Oleh: Roliv
Metode dialektika bukanlah metode yang diciptakan oleh Marx. Sejarah mencatat bahwa metode dialektika telah dipraktikkan untuk pertamakali oleh Zeno dari Elea (490 SM) seorang filsuf yunani kuno yang diabadikan oleh karya-karya dialog Plato dan dipraktekkan lebih intens lagi oleh Sokrates (470 SM).
Metode dialektika kuno secara konsepsi berasal dari metode pencarian kebenaran dalam bentuk tanya jawab (dialog). Metode ini mengawali pencarian kebenaran melalui sikap mempertanyakan segala sesuatu, mengoreksi rasio semua jawaban dan mengkonfirmasi jawaban untuk menguji ketersalinghubungan diantara jawaban-jawaban tersebut. Metode ini dianggap sangat efektif untuk mencari kebenaran pada masanya bahkan hingga saat ini metode dialektika masih dapat ditemukan dalam perdebatan-perdebatan dialogis sebagai taktik untuk mengalahkan argumen lawan bicara (reductio absordtum). Namun, metode dialektika kuno ini memiliki keterbatasan serius dimana metode ini tidak akan mampu menjawab permasalahn-permasalah non dialogis seperti pengetahuan empiris.
Hegel melalui pandangan metafisisnya dengan menekankan pandangannya pada logika membangun persepsi gerakan tritunggal yang disebutnya sebagai dialektika. Bagi Hegel, dialektika tidak lagi sekedar metode dialogis tapi juga metode mencari kebenaran universal. Hegel menggambarkan dialektika terdiri atas tesis, antitesis dan sintesis. Metode ini juga yang melahirkan filsafat sejarah Hegel. Dialektika Hegel selalu berupaya membangun sistem yang menjadi kebenaran absolut sebagaimana tradisi pendekatan filasafat pada umumnya yang membutuhkan kepastian awal dan akhir segala sesuatu. Konstruksi idealisme dan metafisis Hegel dijelaskannya melalui argumen bahwa perkembangan alam maupun masyarakat merupakan suatu upaya penyadaran diri yang dilakukan oleh roh (Geist), proses ini melibatkan transformasi terus menerus hingga mencapai puncaknya pada tahap “pengetahuan absolut”.
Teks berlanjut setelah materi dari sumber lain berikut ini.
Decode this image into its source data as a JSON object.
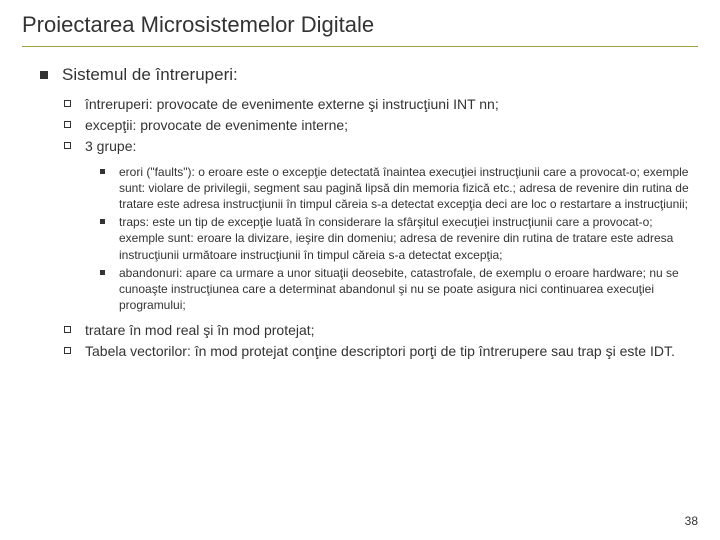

Berseberangan dengan Hegel, Marx menyatakan bahwa perkembangan masyarakat tidak didasarkan pada roh atau “pengetahuan absolut” akan tetapi berasal dari dampak kontradiksi dan interelasi material yang ada dalam alam dan dalam masyarakat. Meskipun begitu, Marx menemukan karakter revolusioner dari dialektika Hegel yang tidak pernah dijelaskan secara tegas oleh Hegel sendiri yakni, dialektika menempatkan segala sesuatu dalam gerak perubahan sehingga segala sesuatu yang ada pasti musnah. Diktum ini dengan sendirinya menghancurkan anggapan tentang akhir pengetahuan manusia atau ide absolut itu sendiri. Lebih jauh lagi dijelaskan oleh Engels dalam “Ludwig Feurbach dan akhir filsafat jerman (1886)” bahwa di tangan Hegel tidak ada lagi kebenaran berupa pernyataan dogmatis atau hasil kognisi yang kemudian hanya perlu dihafalkan dalam hati, kebenaran terletak pada proses panjang meraih pengetahuan, yang meningkat dari yang rendah hingga yang semakin tinggi tanpa pernah mencapai ujung.
Marx tidak meninggalkan dialektika, akan tetapi mencerabut akar idealisme dan metafisika dalam dialektika dan memberikan materialisme sebagai landasannya. Dengan begitu dialektika tidak lagi berjalan dengan kepalanya namun dengan kakinya dan tidak terpisah dari realitas.
Marx menerima pendapat Hegel dengan modifikasi dari materialisme. Marx menerima interaksi dialektika yang digagas Hegel, tapi menurut Marx itu gak terjadi di wilayah kesadaran manusia, Marx juga menolak gagasan Ruh Abadi yang menggerakan dialektika. Kesadaran manusia, secara dialektis berkembang karena dia "beraktivitas". Aktivitas dan interaksi manusia dengan dunianya lah yang mengembangkan kesadaran itu.